The Multnomah Amateur Athletic Club charged an initiation fee of $10. In a month, the club had grown to 200 members and the initiation fee had grown to $25.
In April, the club leased the third-floor of a building in downtown Portland and proceeded to purchase equipment from the Chicago-based Spalding Company, and then hired a gymnastics instructor. The club also featured a room with three billiards tables.
The MAAC delved into team competition in summer with the formation of a baseball team and formed a football team in fall. It also sponsored athletes for individual competitions and created events that attracted competitors from throughout the West, including Vancouver, B.C. From its first game against the Tacoma Athletic Club, the MAAC’s football team developed a national reputation for success, posting a record of 58 wins, 17 losses and 13 ties through 1905. It regularly played college programs, including a loss to Stanford in 1894.
Members of the MAAC competed in events from the athletic spectrum, from shooting to swimming to cycling to bowling from its opening. The club also developed its social side, sponsoring smokers, cultural exhibitions and events such as “Ladies Nights,” throughout its first decade. The club sent the first of its members to an Olympic Games in 1906.
The club constructed its first clubhouse at Southwest 10th and Yamhill in 1900 on land it purchased the previous year. At the time, the club promoted regular bathing, which it promoted as decreasing ailments, and charged members for towels.

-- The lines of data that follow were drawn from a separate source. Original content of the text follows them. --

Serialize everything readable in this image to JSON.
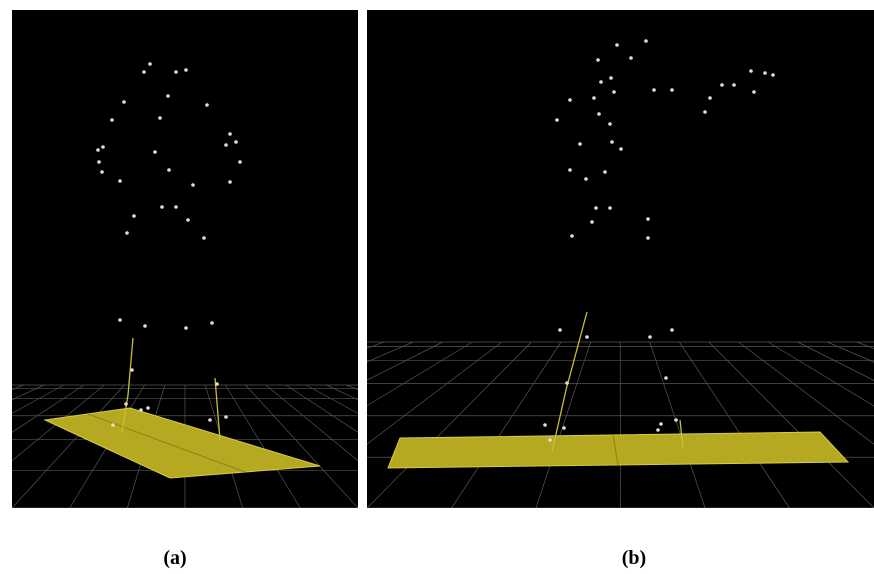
{
  "panels": [
    {
      "caption": "(a)"
    },
    {
      "caption": "(b)"
    }
  ]
}
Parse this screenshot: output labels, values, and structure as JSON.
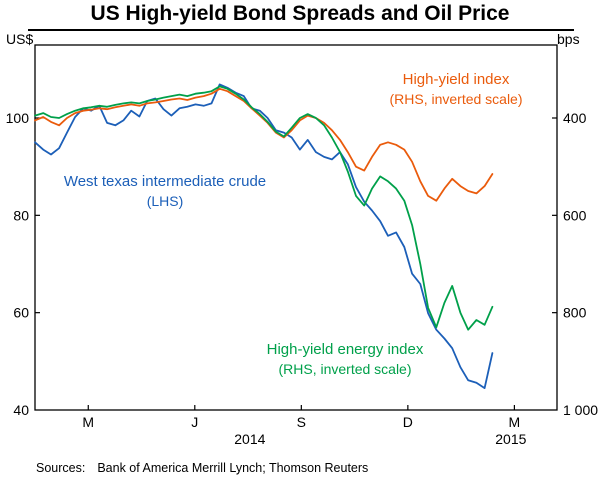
{
  "title": "US High-yield Bond Spreads and Oil Price",
  "footer": {
    "sources_label": "Sources:",
    "sources_text": "Bank of America Merrill Lynch; Thomson Reuters"
  },
  "annotations": {
    "hy_index_line1": "High-yield index",
    "hy_index_line2": "(RHS, inverted scale)",
    "wti_line1": "West texas intermediate crude",
    "wti_line2": "(LHS)",
    "hy_energy_line1": "High-yield energy index",
    "hy_energy_line2": "(RHS, inverted scale)"
  },
  "colors": {
    "wti": "#1c5fb8",
    "hy_index": "#ea5b0c",
    "hy_energy": "#00a04a",
    "axis": "#000000"
  },
  "chart_data": {
    "type": "line",
    "title": "US High-yield Bond Spreads and Oil Price",
    "x_unit": "months since Jan 2014 (weekly observations)",
    "xlim": [
      0.5,
      15.2
    ],
    "x_ticks": [
      {
        "pos": 2,
        "label": "M"
      },
      {
        "pos": 5,
        "label": "J"
      },
      {
        "pos": 8,
        "label": "S"
      },
      {
        "pos": 11,
        "label": "D"
      },
      {
        "pos": 14,
        "label": "M"
      }
    ],
    "year_labels": [
      {
        "pos": 6.55,
        "label": "2014"
      },
      {
        "pos": 13.9,
        "label": "2015"
      }
    ],
    "left_axis": {
      "unit": "US$",
      "lim": [
        40,
        115
      ],
      "ticks": [
        {
          "value": 40,
          "label": "40"
        },
        {
          "value": 60,
          "label": "60"
        },
        {
          "value": 80,
          "label": "80"
        },
        {
          "value": 100,
          "label": "100"
        }
      ]
    },
    "right_axis": {
      "unit": "bps",
      "inverted": true,
      "lim": [
        1000,
        250
      ],
      "ticks": [
        {
          "value": 400,
          "label": "400"
        },
        {
          "value": 600,
          "label": "600"
        },
        {
          "value": 800,
          "label": "800"
        },
        {
          "value": 1000,
          "label": "1 000"
        }
      ]
    },
    "x": [
      0.5,
      0.73,
      0.95,
      1.18,
      1.4,
      1.63,
      1.86,
      2.08,
      2.31,
      2.53,
      2.76,
      2.99,
      3.21,
      3.44,
      3.66,
      3.89,
      4.12,
      4.34,
      4.57,
      4.79,
      5.02,
      5.25,
      5.47,
      5.7,
      5.92,
      6.15,
      6.38,
      6.6,
      6.83,
      7.05,
      7.28,
      7.51,
      7.73,
      7.96,
      8.18,
      8.41,
      8.64,
      8.86,
      9.09,
      9.31,
      9.54,
      9.77,
      9.99,
      10.22,
      10.44,
      10.67,
      10.9,
      11.12,
      11.35,
      11.57,
      11.8,
      12.03,
      12.25,
      12.48,
      12.7,
      12.93,
      13.16,
      13.38
    ],
    "series": [
      {
        "name": "West texas intermediate crude",
        "axis": "left",
        "color_key": "wti",
        "values": [
          95.0,
          93.5,
          92.5,
          93.8,
          97.0,
          100.2,
          102.0,
          101.5,
          102.5,
          99.0,
          98.5,
          99.5,
          101.5,
          100.3,
          103.5,
          104.0,
          101.8,
          100.5,
          102.0,
          102.3,
          102.8,
          102.5,
          103.0,
          106.9,
          106.2,
          105.2,
          104.5,
          102.0,
          101.5,
          100.0,
          97.5,
          97.0,
          96.0,
          93.5,
          95.5,
          93.0,
          92.0,
          91.5,
          93.0,
          90.5,
          85.8,
          82.8,
          81.0,
          78.8,
          75.8,
          76.5,
          73.5,
          68.0,
          65.9,
          59.9,
          56.5,
          54.7,
          52.7,
          48.8,
          46.1,
          45.6,
          44.5,
          51.7
        ]
      },
      {
        "name": "High-yield index",
        "axis": "right",
        "color_key": "hy_index",
        "values": [
          405,
          398,
          408,
          415,
          400,
          390,
          385,
          383,
          380,
          382,
          378,
          375,
          372,
          375,
          370,
          368,
          365,
          362,
          360,
          363,
          358,
          355,
          350,
          340,
          345,
          355,
          365,
          380,
          395,
          410,
          430,
          440,
          425,
          405,
          395,
          400,
          410,
          425,
          445,
          470,
          500,
          508,
          480,
          455,
          450,
          455,
          465,
          490,
          530,
          560,
          570,
          545,
          525,
          540,
          550,
          555,
          540,
          515
        ]
      },
      {
        "name": "High-yield energy index",
        "axis": "right",
        "color_key": "hy_energy",
        "values": [
          395,
          390,
          398,
          400,
          392,
          385,
          380,
          378,
          375,
          377,
          373,
          370,
          368,
          370,
          365,
          362,
          358,
          355,
          352,
          355,
          350,
          348,
          345,
          335,
          340,
          350,
          362,
          378,
          392,
          408,
          428,
          438,
          420,
          400,
          392,
          400,
          415,
          440,
          470,
          510,
          560,
          580,
          545,
          520,
          530,
          545,
          570,
          620,
          700,
          790,
          830,
          780,
          745,
          800,
          835,
          815,
          825,
          788
        ]
      }
    ]
  }
}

The club removed “amateur” from its name in 1936. Since its beginnings, dozens of club members have competed in Olympics Games. It has built and rebuilt several clubhouses, including two destroyed by fire, and constructed the concrete grandstand for Multnomah Stadium in 1926. The grandstand is still in use as part of Jeld-Wen Field. The club even survived a movement that would have made it a social club in the early 1960s. It required members, starting in 1965, to be talented athletes, and expanded its clubhouse through the sale of Multnomah Stadium to the City of Portland for $2.1 million in 1966.
Membership has surpassed 20,000 and the current clubhouse of 550,000 square feet has allowed it to be called the largest indoor athletic club in the world. It was inducted to the Oregon Sports Hall of Fame in 1984.
Amazingly, the club’s emblem, “Winged M,” has remained virtually unchanged since its creation shortly after the club opened.